A shifter knob on an auto?


----------



## 70AARCUDA (Nov 14, 2010)

...the automatic shifter is console-mounted, and "yes" it is leather wrapped, at least on the LTZ models.


----------



## cruzeman (Mar 13, 2011)

i have an manual eco with connectivity and it came with leather wheel and shift knob. where are you from?


----------



## Skilz10179 (Mar 22, 2011)

sloaner said:


> I have a MT Eco with connectivity package. I thought that it would come with a leather wrapped steering wheel and shifter knob but it didn't. Did anyone in Canada have the same problem because I know I have seen Eco's with that upgrade.

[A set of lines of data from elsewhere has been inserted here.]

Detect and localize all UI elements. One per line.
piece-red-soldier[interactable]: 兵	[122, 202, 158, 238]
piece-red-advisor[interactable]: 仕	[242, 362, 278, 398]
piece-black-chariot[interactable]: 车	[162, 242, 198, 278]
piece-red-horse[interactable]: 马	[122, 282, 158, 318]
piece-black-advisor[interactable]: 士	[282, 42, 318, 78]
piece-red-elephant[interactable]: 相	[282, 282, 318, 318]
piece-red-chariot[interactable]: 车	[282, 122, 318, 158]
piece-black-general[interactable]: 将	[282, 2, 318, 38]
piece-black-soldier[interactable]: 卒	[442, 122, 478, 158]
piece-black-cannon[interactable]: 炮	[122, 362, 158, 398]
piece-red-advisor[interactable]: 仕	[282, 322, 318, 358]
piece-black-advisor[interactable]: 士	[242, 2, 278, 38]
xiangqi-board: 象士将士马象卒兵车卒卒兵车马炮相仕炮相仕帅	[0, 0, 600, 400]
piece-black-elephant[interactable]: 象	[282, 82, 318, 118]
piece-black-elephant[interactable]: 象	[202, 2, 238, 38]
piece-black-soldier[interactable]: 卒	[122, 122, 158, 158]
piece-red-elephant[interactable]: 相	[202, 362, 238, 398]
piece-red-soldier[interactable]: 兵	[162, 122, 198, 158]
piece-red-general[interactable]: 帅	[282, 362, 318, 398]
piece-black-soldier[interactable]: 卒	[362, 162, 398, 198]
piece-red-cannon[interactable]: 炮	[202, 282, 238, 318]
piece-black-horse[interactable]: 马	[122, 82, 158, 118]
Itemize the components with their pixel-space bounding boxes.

I have a Eco MT with the connectivity package and have a leather wrapped steering wheel and shift knob but I'm in the US.


----------



## EcoCruzer (Mar 4, 2011)

US cars have it, Canadian cars do not. Bummer!


----------



## Jim Frye (Mar 16, 2011)

EcoCruzer said:


> US cars have it, Canadian cars do not. Bummer!

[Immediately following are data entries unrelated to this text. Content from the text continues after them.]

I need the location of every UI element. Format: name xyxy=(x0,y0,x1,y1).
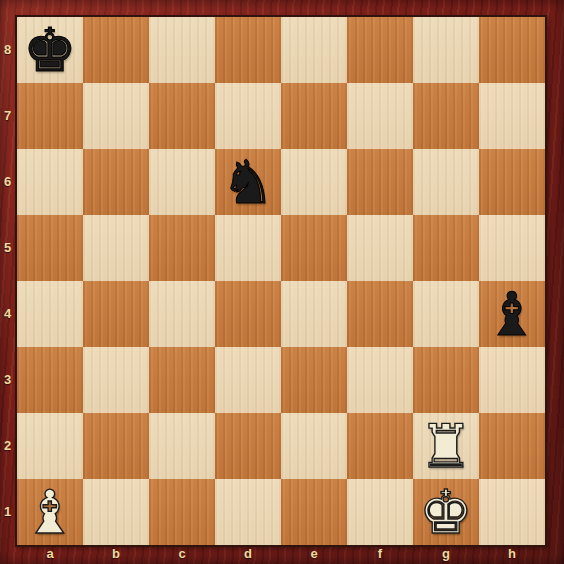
square-e4[interactable] xyxy=(281,281,347,347)
square-h8[interactable] xyxy=(479,17,545,83)
square-e1[interactable] xyxy=(281,479,347,545)
square-f1[interactable] xyxy=(347,479,413,545)
square-b4[interactable] xyxy=(83,281,149,347)
rank-label-2: 2 xyxy=(0,413,15,479)
square-e8[interactable] xyxy=(281,17,347,83)
rank-label-6: 6 xyxy=(0,149,15,215)
square-f5[interactable] xyxy=(347,215,413,281)
white-rook[interactable]: ♜ xyxy=(419,413,473,479)
square-h6[interactable] xyxy=(479,149,545,215)
rank-label-7: 7 xyxy=(0,83,15,149)
square-c4[interactable] xyxy=(149,281,215,347)
rank-label-8: 8 xyxy=(0,17,15,83)
file-label-g: g xyxy=(413,545,479,564)
rank-label-5: 5 xyxy=(0,215,15,281)
square-g8[interactable] xyxy=(413,17,479,83)
square-g7[interactable] xyxy=(413,83,479,149)
square-b8[interactable] xyxy=(83,17,149,83)
square-e7[interactable] xyxy=(281,83,347,149)
square-c8[interactable] xyxy=(149,17,215,83)
square-d4[interactable] xyxy=(215,281,281,347)
file-label-b: b xyxy=(83,545,149,564)
square-a4[interactable] xyxy=(17,281,83,347)
black-bishop[interactable]: ♝ xyxy=(485,281,539,347)
square-b7[interactable] xyxy=(83,83,149,149)
square-c2[interactable] xyxy=(149,413,215,479)
square-g3[interactable] xyxy=(413,347,479,413)
square-c1[interactable] xyxy=(149,479,215,545)
square-g4[interactable] xyxy=(413,281,479,347)
square-f7[interactable] xyxy=(347,83,413,149)
square-h2[interactable] xyxy=(479,413,545,479)
square-b2[interactable] xyxy=(83,413,149,479)
square-a2[interactable] xyxy=(17,413,83,479)
square-d8[interactable] xyxy=(215,17,281,83)
chess-board: ♚♞♝♜♝♚ xyxy=(15,15,547,547)
rank-label-4: 4 xyxy=(0,281,15,347)
square-b6[interactable] xyxy=(83,149,149,215)
square-f2[interactable] xyxy=(347,413,413,479)
square-g2[interactable]: ♜ xyxy=(413,413,479,479)
black-king[interactable]: ♚ xyxy=(23,17,77,83)
square-d6[interactable]: ♞ xyxy=(215,149,281,215)
square-h3[interactable] xyxy=(479,347,545,413)
square-h5[interactable] xyxy=(479,215,545,281)
rank-label-3: 3 xyxy=(0,347,15,413)
square-a7[interactable] xyxy=(17,83,83,149)
square-e3[interactable] xyxy=(281,347,347,413)
square-b5[interactable] xyxy=(83,215,149,281)
file-label-d: d xyxy=(215,545,281,564)
file-label-f: f xyxy=(347,545,413,564)
file-label-h: h xyxy=(479,545,545,564)
square-f4[interactable] xyxy=(347,281,413,347)
square-b3[interactable] xyxy=(83,347,149,413)
square-h1[interactable] xyxy=(479,479,545,545)
square-d3[interactable] xyxy=(215,347,281,413)
board-frame: ♚♞♝♜♝♚ 87654321abcdefgh xyxy=(0,0,564,564)
file-label-a: a xyxy=(17,545,83,564)
square-a6[interactable] xyxy=(17,149,83,215)
square-h7[interactable] xyxy=(479,83,545,149)
square-a5[interactable] xyxy=(17,215,83,281)
square-c6[interactable] xyxy=(149,149,215,215)
square-c7[interactable] xyxy=(149,83,215,149)
square-e6[interactable] xyxy=(281,149,347,215)
file-label-e: e xyxy=(281,545,347,564)
square-c3[interactable] xyxy=(149,347,215,413)
square-f8[interactable] xyxy=(347,17,413,83)
square-f6[interactable] xyxy=(347,149,413,215)
square-g5[interactable] xyxy=(413,215,479,281)
black-knight[interactable]: ♞ xyxy=(221,149,275,215)
square-d7[interactable] xyxy=(215,83,281,149)
square-c5[interactable] xyxy=(149,215,215,281)
square-a1[interactable]: ♝ xyxy=(17,479,83,545)
file-label-c: c xyxy=(149,545,215,564)
square-g6[interactable] xyxy=(413,149,479,215)
square-g1[interactable]: ♚ xyxy=(413,479,479,545)
square-a8[interactable]: ♚ xyxy=(17,17,83,83)
square-h4[interactable]: ♝ xyxy=(479,281,545,347)
square-f3[interactable] xyxy=(347,347,413,413)
square-e5[interactable] xyxy=(281,215,347,281)
square-b1[interactable] xyxy=(83,479,149,545)
white-king[interactable]: ♚ xyxy=(419,479,473,545)
square-a3[interactable] xyxy=(17,347,83,413)
white-bishop[interactable]: ♝ xyxy=(23,479,77,545)
square-d5[interactable] xyxy=(215,215,281,281)
square-d2[interactable] xyxy=(215,413,281,479)
rank-label-1: 1 xyxy=(0,479,15,545)
square-d1[interactable] xyxy=(215,479,281,545)
square-e2[interactable] xyxy=(281,413,347,479)
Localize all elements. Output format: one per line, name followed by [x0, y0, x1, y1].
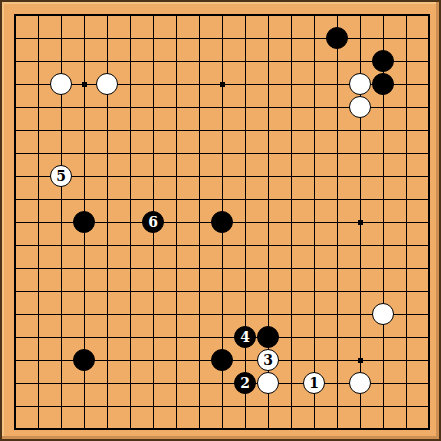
board-cells: 564321	[4, 4, 441, 441]
move-number-label: 5	[56, 169, 66, 183]
move-number-label: 6	[148, 215, 158, 229]
move-number-label: 4	[240, 330, 250, 344]
go-board[interactable]: 564321	[0, 0, 441, 441]
move-number-label: 1	[309, 376, 319, 390]
black-stone[interactable]: 4	[234, 326, 256, 348]
white-stone[interactable]	[349, 73, 371, 95]
black-stone[interactable]	[257, 326, 279, 348]
white-stone[interactable]: 5	[50, 165, 72, 187]
star-point	[358, 358, 363, 363]
move-number-label: 2	[240, 376, 250, 390]
white-stone[interactable]	[50, 73, 72, 95]
black-stone[interactable]	[372, 50, 394, 72]
black-stone[interactable]: 6	[142, 211, 164, 233]
white-stone[interactable]	[372, 303, 394, 325]
black-stone[interactable]	[211, 349, 233, 371]
black-stone[interactable]	[372, 73, 394, 95]
white-stone[interactable]	[96, 73, 118, 95]
black-stone[interactable]	[211, 211, 233, 233]
white-stone[interactable]: 3	[257, 349, 279, 371]
star-point	[82, 82, 87, 87]
black-stone[interactable]: 2	[234, 372, 256, 394]
black-stone[interactable]	[73, 349, 95, 371]
black-stone[interactable]	[326, 27, 348, 49]
move-number-label: 3	[263, 353, 273, 367]
white-stone[interactable]	[349, 372, 371, 394]
star-point	[220, 82, 225, 87]
black-stone[interactable]	[73, 211, 95, 233]
white-stone[interactable]	[257, 372, 279, 394]
star-point	[358, 220, 363, 225]
white-stone[interactable]	[349, 96, 371, 118]
white-stone[interactable]: 1	[303, 372, 325, 394]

I'm confused by this. RPO N34 is the leather steering wheel and RPO VY7 is the leather shift knob. How would these get assigned to a build if the auto trans wasn't specified? Also, the Cruze is only built in the Lordstown plant, so how is the build specs different for US vs. Canandian models? Is this indicative of a change during the production cycle or maybe a mistake during production (i. e. the steering wheel falling off episode)? I forgot, do the build sheets come with the cars now, so the owner could check what was specified when the car was ordered?

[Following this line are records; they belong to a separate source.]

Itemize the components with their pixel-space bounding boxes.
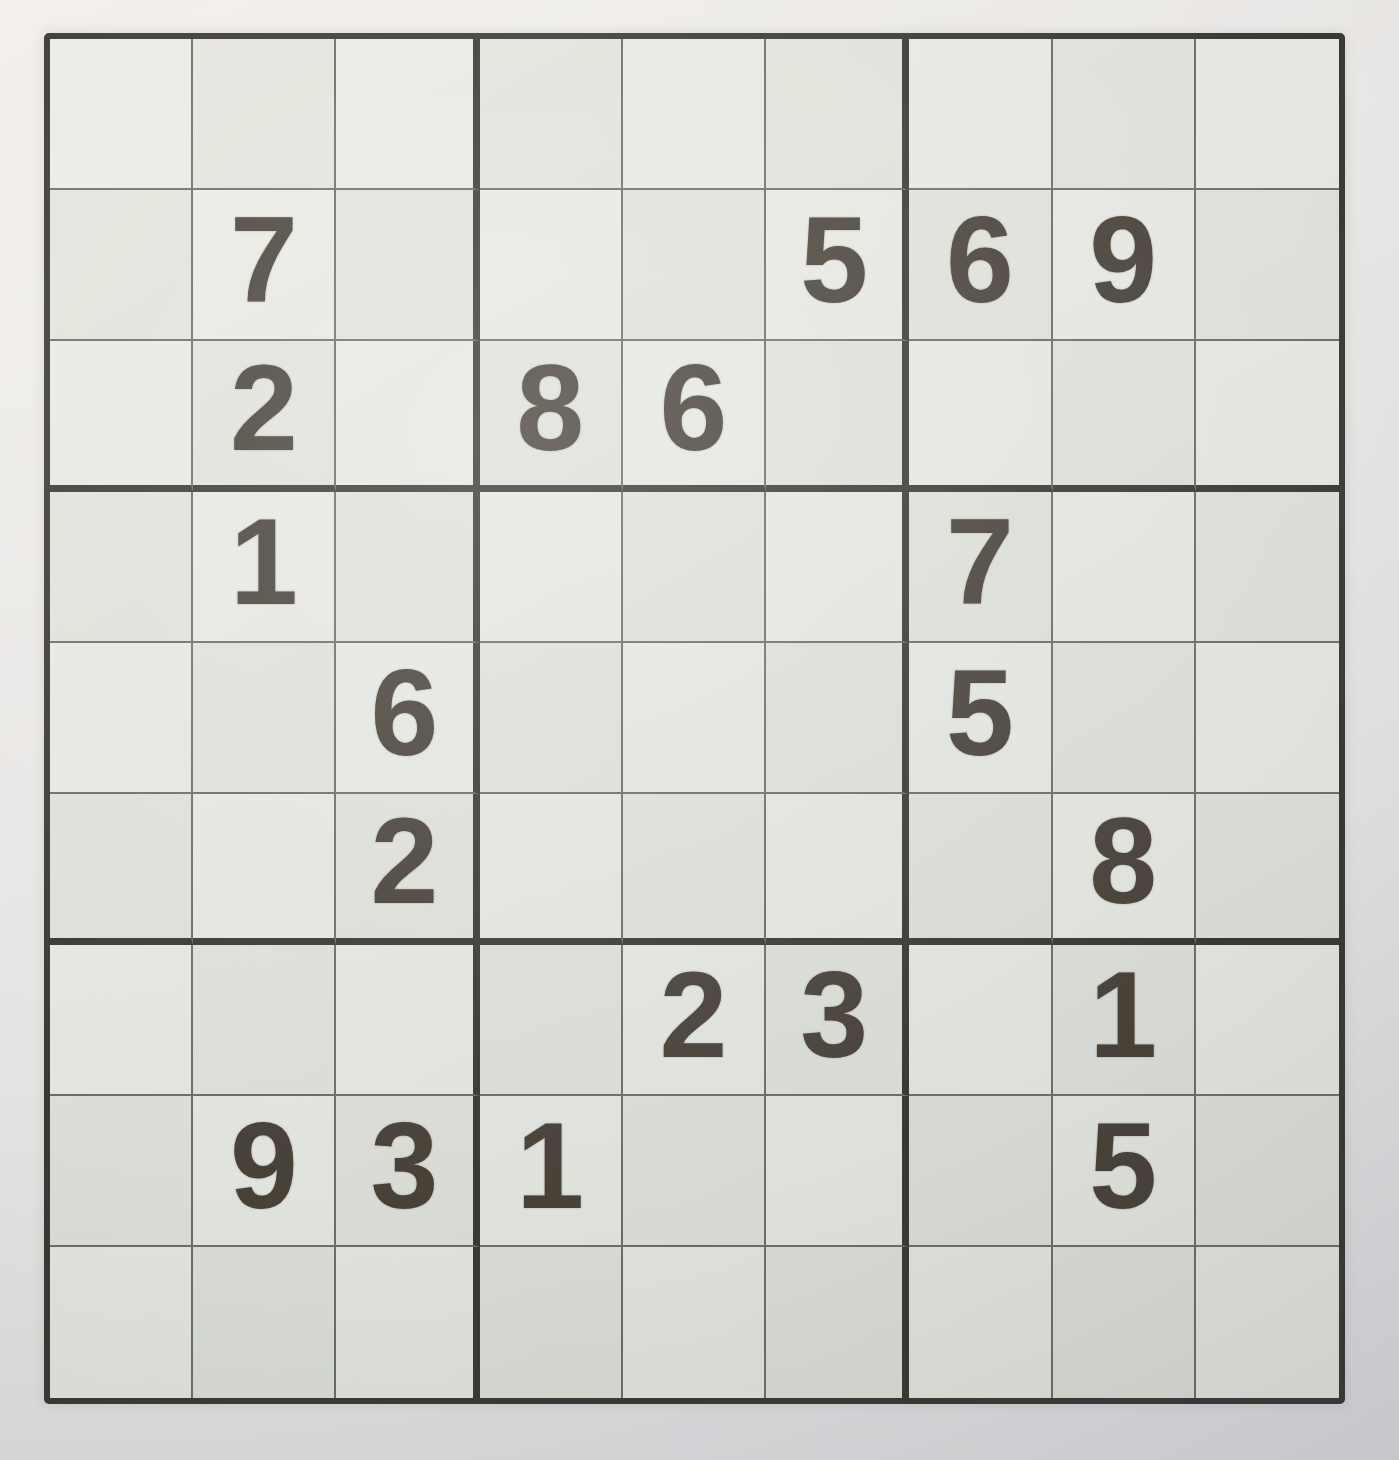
cell-r9c4[interactable] (480, 1247, 623, 1398)
cell-r1c6[interactable] (766, 39, 909, 190)
given-digit: 2 (660, 954, 728, 1076)
cell-r3c9[interactable] (1196, 341, 1339, 492)
cell-r4c1[interactable] (50, 492, 193, 643)
cell-r7c7[interactable] (909, 945, 1052, 1096)
cell-r7c4[interactable] (480, 945, 623, 1096)
cell-r2c6[interactable]: 5 (766, 190, 909, 341)
cell-r6c5[interactable] (623, 794, 766, 945)
cell-r6c4[interactable] (480, 794, 623, 945)
cell-r3c2[interactable]: 2 (193, 341, 336, 492)
cell-r7c6[interactable]: 3 (766, 945, 909, 1096)
given-digit: 1 (230, 501, 298, 623)
cell-r4c5[interactable] (623, 492, 766, 643)
cell-r2c8[interactable]: 9 (1053, 190, 1196, 341)
cell-r3c5[interactable]: 6 (623, 341, 766, 492)
given-digit: 9 (230, 1105, 298, 1227)
cell-r5c2[interactable] (193, 643, 336, 794)
cell-r2c5[interactable] (623, 190, 766, 341)
cell-r7c9[interactable] (1196, 945, 1339, 1096)
cell-r9c3[interactable] (336, 1247, 479, 1398)
given-digit: 1 (1089, 954, 1157, 1076)
given-digit: 5 (1089, 1105, 1157, 1227)
cell-r8c5[interactable] (623, 1096, 766, 1247)
cell-r8c8[interactable]: 5 (1053, 1096, 1196, 1247)
cell-r6c8[interactable]: 8 (1053, 794, 1196, 945)
cell-r9c1[interactable] (50, 1247, 193, 1398)
given-digit: 1 (516, 1105, 584, 1227)
cell-r3c6[interactable] (766, 341, 909, 492)
given-digit: 9 (1089, 199, 1157, 321)
cell-r4c2[interactable]: 1 (193, 492, 336, 643)
cell-r9c6[interactable] (766, 1247, 909, 1398)
cell-r5c3[interactable]: 6 (336, 643, 479, 794)
cell-r2c3[interactable] (336, 190, 479, 341)
cell-r1c4[interactable] (480, 39, 623, 190)
cell-r6c1[interactable] (50, 794, 193, 945)
cell-r7c5[interactable]: 2 (623, 945, 766, 1096)
cell-r2c7[interactable]: 6 (909, 190, 1052, 341)
cell-r5c6[interactable] (766, 643, 909, 794)
cell-r5c9[interactable] (1196, 643, 1339, 794)
cell-r5c7[interactable]: 5 (909, 643, 1052, 794)
given-digit: 3 (371, 1105, 439, 1227)
cell-r1c3[interactable] (336, 39, 479, 190)
cell-r1c7[interactable] (909, 39, 1052, 190)
cell-r8c1[interactable] (50, 1096, 193, 1247)
cell-r8c2[interactable]: 9 (193, 1096, 336, 1247)
cell-r5c4[interactable] (480, 643, 623, 794)
cell-r2c1[interactable] (50, 190, 193, 341)
cell-r7c3[interactable] (336, 945, 479, 1096)
cell-r6c7[interactable] (909, 794, 1052, 945)
cell-r8c7[interactable] (909, 1096, 1052, 1247)
cell-r5c5[interactable] (623, 643, 766, 794)
cell-r9c8[interactable] (1053, 1247, 1196, 1398)
given-digit: 6 (371, 652, 439, 774)
cell-r6c3[interactable]: 2 (336, 794, 479, 945)
given-digit: 6 (660, 347, 728, 469)
cell-r2c2[interactable]: 7 (193, 190, 336, 341)
cell-r4c6[interactable] (766, 492, 909, 643)
cell-r7c1[interactable] (50, 945, 193, 1096)
cell-r1c5[interactable] (623, 39, 766, 190)
cell-r3c7[interactable] (909, 341, 1052, 492)
cell-r1c9[interactable] (1196, 39, 1339, 190)
cell-r9c9[interactable] (1196, 1247, 1339, 1398)
given-digit: 8 (1089, 800, 1157, 922)
cell-r7c2[interactable] (193, 945, 336, 1096)
cell-r7c8[interactable]: 1 (1053, 945, 1196, 1096)
page-background: { "game": "sudoku", "position": ".......… (0, 0, 1399, 1460)
given-digit: 5 (946, 652, 1014, 774)
cell-r9c5[interactable] (623, 1247, 766, 1398)
cell-r4c8[interactable] (1053, 492, 1196, 643)
cell-r3c4[interactable]: 8 (480, 341, 623, 492)
cell-r6c9[interactable] (1196, 794, 1339, 945)
cell-r2c4[interactable] (480, 190, 623, 341)
given-digit: 8 (516, 347, 584, 469)
given-digit: 7 (230, 199, 298, 321)
sudoku-board: 75692861765282319315 (44, 33, 1345, 1404)
cell-r3c1[interactable] (50, 341, 193, 492)
cell-r3c3[interactable] (336, 341, 479, 492)
cell-r9c7[interactable] (909, 1247, 1052, 1398)
cell-r1c2[interactable] (193, 39, 336, 190)
cell-r8c6[interactable] (766, 1096, 909, 1247)
cell-r5c1[interactable] (50, 643, 193, 794)
cell-r4c4[interactable] (480, 492, 623, 643)
cell-r8c4[interactable]: 1 (480, 1096, 623, 1247)
cell-r8c3[interactable]: 3 (336, 1096, 479, 1247)
given-digit: 6 (946, 199, 1014, 321)
cell-r3c8[interactable] (1053, 341, 1196, 492)
given-digit: 2 (230, 347, 298, 469)
given-digit: 7 (946, 501, 1014, 623)
cell-r1c1[interactable] (50, 39, 193, 190)
cell-r6c2[interactable] (193, 794, 336, 945)
cell-r5c8[interactable] (1053, 643, 1196, 794)
given-digit: 5 (800, 199, 868, 321)
cell-r4c7[interactable]: 7 (909, 492, 1052, 643)
cell-r6c6[interactable] (766, 794, 909, 945)
given-digit: 3 (800, 954, 868, 1076)
cell-r4c3[interactable] (336, 492, 479, 643)
cell-r2c9[interactable] (1196, 190, 1339, 341)
cell-r4c9[interactable] (1196, 492, 1339, 643)
cell-r1c8[interactable] (1053, 39, 1196, 190)
cell-r8c9[interactable] (1196, 1096, 1339, 1247)
given-digit: 2 (371, 800, 439, 922)
cell-r9c2[interactable] (193, 1247, 336, 1398)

Oh wait. Does the build do something different when you put in a Canadian zip code? If I knew one, I'd try it.


----------



## 70x7 (Apr 24, 2011)

Skilz10179 said:


> I have a Eco MT with the connectivity package and have a leather wrapped steering wheel and shift knob but I'm in the US.


x2


----------



## Jim Frye (Mar 16, 2011)

Jim Frye said:


> Oh wait. Does the build do something different when you put in a Canadian zip code? If I knew one, I'd try it.


OK, I'm not so stupid now. I found a Canadian postal code for Toronto and then discovered the Canadian Chevy Cruze site. This offers a completely different "Build Your Own" program and different options for the car. Wow, what you can learn off of the internet! Leather trim is a completely different set of things between the Canadian and US Cruzes. Who'd of thunk it?
EcoCruizer had it right. I bet that makes things confusing sometimes at Lordstown.


----------



## 70AARCUDA (Nov 14, 2010)

Jim Frye said:


> EcoCruizer had it right. I bet that makes things confusing sometimes at Lordstown.


...nah, all they have to do is look for the *big MAPLE LEAF* emblem on the production order sheet (ha,ha).


----------